Nick Colangelo: Yes. And I think you’re referring to 1Q ’24, I think, to 1Q ’23, but…
Unidentified Analyst: Correct.
Nick Colangelo: Yes. So I think, so as we talked about earlier, obviously, a great first quarter from a kind of P&L perspective, across the board, margin expansion, and the pull through is very high, et cetera. I do think on the gross margin side, our sort of our expectation for quite a while, our kind of call it, midterm expectation was to get to that 70% plus on a gross margin level. And obviously, our guidance this year is at 70%. And I would say, certainly, as I talked about earlier, it could ebb and flow kind of within a year, we look at margins or pull through, but on a full-year basis, that is kind of tracking in a very good place to kind of get to those targets. And I would say from a gross margin perspective as well, I mean, there’s definitely a lot of efforts right now kind of thinking about in the right ways, where can we find efficiencies within our processes, across our spend, vendors, et cetera.
And that’s going to be pretty important as we move into a new facility in the next couple of years as well. So I think a lot of work on the gross margin side and sort of a lot of focus to kind of make sure we’re driving kind of the right savings there. On the kind of operating expense side, as part of your question, I mean, there are some investments that we will need to make. I mean, we’ve referenced arthromacy, there’s some development costs there, but obviously that’s an important initiative. Similarly on ankle, over the next few years that will kind of make its way in the P&L, but that doesn’t change from a bottom line perspective. Our expectation to be trending towards that 30% adjusted EBITDA target that we’ve talked about for quite a while as well.
So I think it really starts with the top-line growth, but there’s a lot of focus on kind of making sure kind of managing the rest of the P&L, but it also just shows just the operating leverage kind of within the business, particularly as we start to scale. So I think Q1 obviously was a great quarter, but I think a good start to the year. But as we think over 2024 and ’25 and beyond, I mean that’s going to remain a focus and we think we’ll continue to see that leverage across the P&L.
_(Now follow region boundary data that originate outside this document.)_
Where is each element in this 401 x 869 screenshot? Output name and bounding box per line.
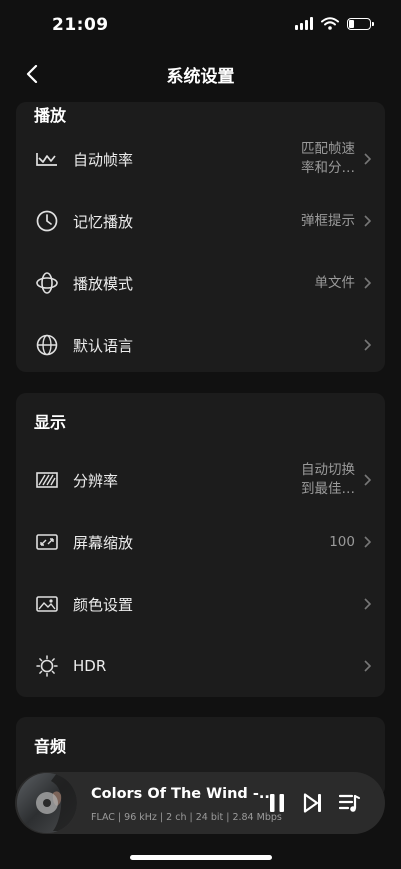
status-bar: 21:09: [0, 0, 401, 52]
resolution-icon: [36, 469, 58, 491]
setting-resolution[interactable]: 分辨率 自动切换到最佳…: [16, 449, 385, 511]
setting-label: 播放模式: [73, 274, 134, 293]
setting-label: 屏幕缩放: [73, 533, 134, 552]
sun-icon: [36, 655, 58, 677]
setting-label: 自动帧率: [73, 150, 134, 169]
page-title: 系统设置: [166, 67, 235, 87]
chevron-right-icon: [364, 536, 371, 548]
audio-format-info: FLAC | 96 kHz | 2 ch | 24 bit | 2.84 Mbp…: [91, 812, 282, 823]
section-title-audio: 音频: [34, 737, 67, 756]
pause-button[interactable]: [265, 791, 289, 815]
playlist-button[interactable]: [338, 791, 362, 815]
setting-label: 记忆播放: [73, 212, 134, 231]
chevron-right-icon: [364, 660, 371, 672]
setting-resume-playback[interactable]: 记忆播放 弹框提示: [16, 190, 385, 252]
globe-icon: [36, 334, 58, 356]
album-cover[interactable]: [17, 773, 77, 833]
wifi-icon: [321, 17, 339, 30]
status-icons: [295, 17, 374, 30]
image-icon: [36, 593, 58, 615]
chevron-right-icon: [364, 277, 371, 289]
cellular-signal-icon: [295, 17, 313, 30]
next-button[interactable]: [301, 791, 325, 815]
section-title-display: 显示: [34, 413, 67, 432]
battery-icon: [347, 17, 374, 30]
setting-value: 匹配帧速率和分…: [301, 141, 355, 176]
setting-screen-scale[interactable]: 屏幕缩放 100: [16, 511, 385, 573]
setting-label: 默认语言: [73, 336, 134, 355]
song-title: Colors Of The Wind -...: [91, 786, 276, 802]
setting-play-mode[interactable]: 播放模式 单文件: [16, 252, 385, 314]
setting-label: 分辨率: [73, 471, 119, 490]
chevron-right-icon: [364, 474, 371, 486]
chevron-right-icon: [364, 339, 371, 351]
chevron-right-icon: [364, 153, 371, 165]
setting-color[interactable]: 颜色设置: [16, 573, 385, 635]
clock-icon: [36, 210, 58, 232]
chevron-right-icon: [364, 598, 371, 610]
waveform-icon: [36, 148, 58, 170]
setting-value: 100: [329, 533, 355, 550]
chevron-right-icon: [364, 215, 371, 227]
mini-player[interactable]: Colors Of The Wind -... FLAC | 96 kHz | …: [15, 772, 385, 834]
setting-value: 弹框提示: [301, 212, 355, 229]
status-time: 21:09: [52, 15, 109, 35]
pause-icon: [270, 794, 284, 812]
home-indicator: [130, 855, 272, 860]
nav-bar: 系统设置: [0, 52, 401, 96]
setting-value: 自动切换到最佳…: [301, 462, 355, 497]
screen-scale-icon: [36, 531, 58, 553]
orbit-icon: [36, 272, 58, 294]
setting-auto-frame-rate[interactable]: 自动帧率 匹配帧速率和分…: [16, 128, 385, 190]
setting-value: 单文件: [314, 274, 356, 291]
setting-hdr[interactable]: HDR: [16, 635, 385, 697]
setting-label: 颜色设置: [73, 595, 134, 614]
display-section: 显示 分辨率 自动切换到最佳… 屏幕缩放 100 颜色设置 HDR: [16, 393, 385, 697]
playback-section: 播放 自动帧率 匹配帧速率和分… 记忆播放 弹框提示 播放模式 单文件 默认语言: [16, 102, 385, 372]
setting-label: HDR: [73, 657, 107, 675]
playlist-icon: [339, 794, 360, 812]
section-title-playback: 播放: [34, 106, 67, 125]
skip-next-icon: [303, 793, 321, 813]
setting-default-language[interactable]: 默认语言: [16, 314, 385, 372]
Unidentified Analyst: Got it. That’s helpful. And then one more. I guess I want to go back to Arthro. You mentioned six to 12 new reps likely. How should we be thinking about that the difference in outreach for those reps versus existing MACI when they target those new surgeons? And then obviously, the shape of that penetration curve may be different versus what we’ve seen with legacy MACI. How should we be thinking about the steepness of that curve and if there’s any differences to call out for the next couple of years?
Nick Colangelo: Yes. So as I mentioned, we will be adding, I guess, a couple of different profiles. So number one is kind of territory development managers who can kind of be, at biopsy, at surgeries, et cetera. And then there’s arthroscopic specialists who are really kind of training and kind of spreading best practices for the Arthro delivery of MACI. So they’re really in support functions. As I alluded to on the call when you think about an extra couple of 1,000 targets over 76 territories you’re talking a dozen or two new targets per territory. Those could easily be targeted by existing sales reps. In terms of the — so it doesn’t again require a realignment or a wholesale increase in the sales force. When you talk about uptake, I think you can think about a couple different surgeon segments.